To check the number of blocks created you can simply do:
print("Number of blocks",blocks.count())
Block Purging and Cleaning
The next step is to filter those blocks. SparkER implements two block filtering methods:
Block purging: discard the largest blocks that involve too many comparisons;
Block cleaning: removes for every profile the largest blocks in which it appears.
For the coding part:
#Block purging
blocks_purged=block_purging(blocks, smooth_factor)
#Block cleaning
(profile_blocks, profile_blocks_filtered, blocks_after_filter_filtering) = block_filtering_quick(blocks, r, separator_ids=None)
For the block purging method, takes in input the blocks created in the previous step, and a smooth factor that must be >= 1, a lower value means a more aggressive purging. It returns the remaining blocks after the discard. For the block cleaning method, it takes in input the block set after purging, a parameter in range ]0, 1[ , a lower value mean a more aggressive cleaning and the separator ids (same criteria as blocks creation) and returns a triplet containing:
profile_blocks, the RDD of Profile_blocks calculated from blocks;profile_blocks_filtered, the RDD of filtered Profile_blocks;blocks_after_filter_filtering, the RDD of blocks generated from profile_blocks_filtered.
Checking performances (Optional)
If the groundtruth is provided, after every blocking step you can check recall, precision and number of comparisons.
recall, precision, cmp_n = sparker.Utils.get_statistics(blocks_after_filtering, max_profile_id, new_gt, separator_ids)
print("Recall", recall)
print("Precision", precision)
print("Number of comparisons", cmp_n)
Again, is not a necessary step, but is useful to have some checking on the process.

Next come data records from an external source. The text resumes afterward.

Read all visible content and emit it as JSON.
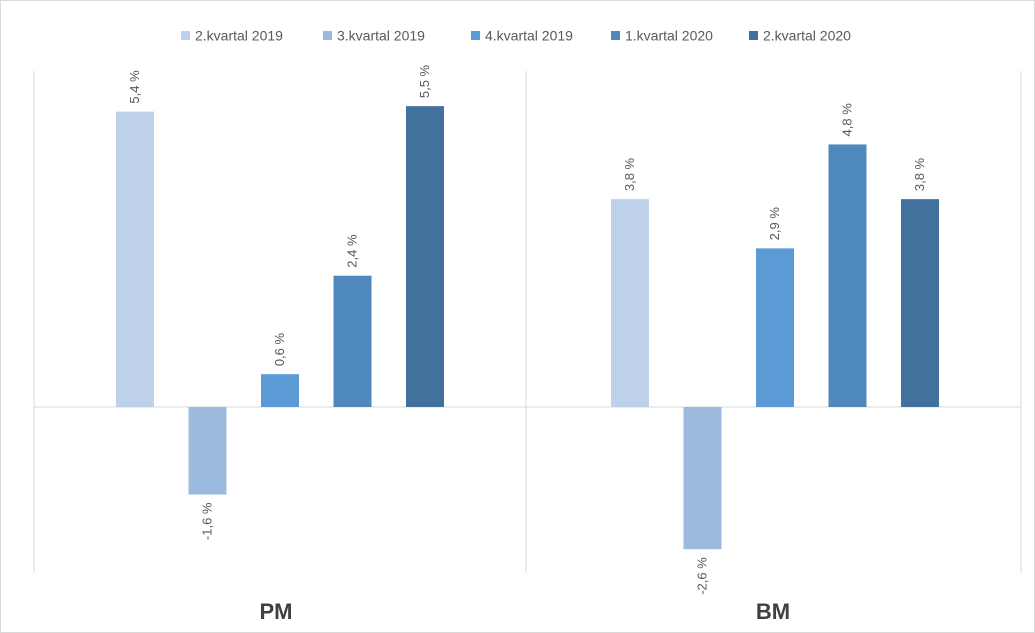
{
  "chart_data": {
    "type": "bar",
    "categories": [
      "PM",
      "BM"
    ],
    "series": [
      {
        "name": "2.kvartal 2019",
        "values": [
          5.4,
          3.8
        ],
        "labels": [
          "5,4 %",
          "3,8 %"
        ],
        "color": "#BDD1EA"
      },
      {
        "name": "3.kvartal 2019",
        "values": [
          -1.6,
          -2.6
        ],
        "labels": [
          "-1,6 %",
          "-2,6 %"
        ],
        "color": "#9CB9DE"
      },
      {
        "name": "4.kvartal 2019",
        "values": [
          0.6,
          2.9
        ],
        "labels": [
          "0,6 %",
          "2,9 %"
        ],
        "color": "#5B9BD5"
      },
      {
        "name": "1.kvartal 2020",
        "values": [
          2.4,
          4.8
        ],
        "labels": [
          "2,4 %",
          "4,8 %"
        ],
        "color": "#4F89BC"
      },
      {
        "name": "2.kvartal 2020",
        "values": [
          5.5,
          3.8
        ],
        "labels": [
          "5,5 %",
          "3,8 %"
        ],
        "color": "#41719C"
      }
    ],
    "ylim": [
      -3.2,
      6.0
    ],
    "legend_position": "top",
    "grid": false,
    "axis_color": "#d9d9d9",
    "title": "",
    "xlabel": "",
    "ylabel": ""
  }
}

We’re not going to explain the parameters since we have already encountered all of them nor what it does, since is pretty self-explainatory.
Example data linkage - Part 2
# Let's use n-grams blocking strategy
blocks = sparker.Blocking.create_blocks(profiles, separator_ids,
blocking_method=sparker.BlockingKeysStrategies.ngrams_blocking,
ngram_size=4)
blocks_purged = sparker.BlockPurging.block_purging(blocks, 1.025)
(profile_blocks, profile_blocks_filtered, blocks_after_filtering) = sparker.BlockFiltering.block_filtering_quick(blocks_purged, 0.8, separator_ids)
# Since in part 1 we loaded groundtruth, let's get the statistics.
recall, precision, cmp_n = sparker.Utils.get_statistics(blocks_after_filtering, max_profile_id, new_gt, separator_ids)
print("Recall", recall)
print("Precision", precision)
print("Number of comparisons", cmp_n)
Since the only difference from blocking and beyond is the presence or not of separator_ids, we will not continue with the data deduplication example, since it uses the same exact methods.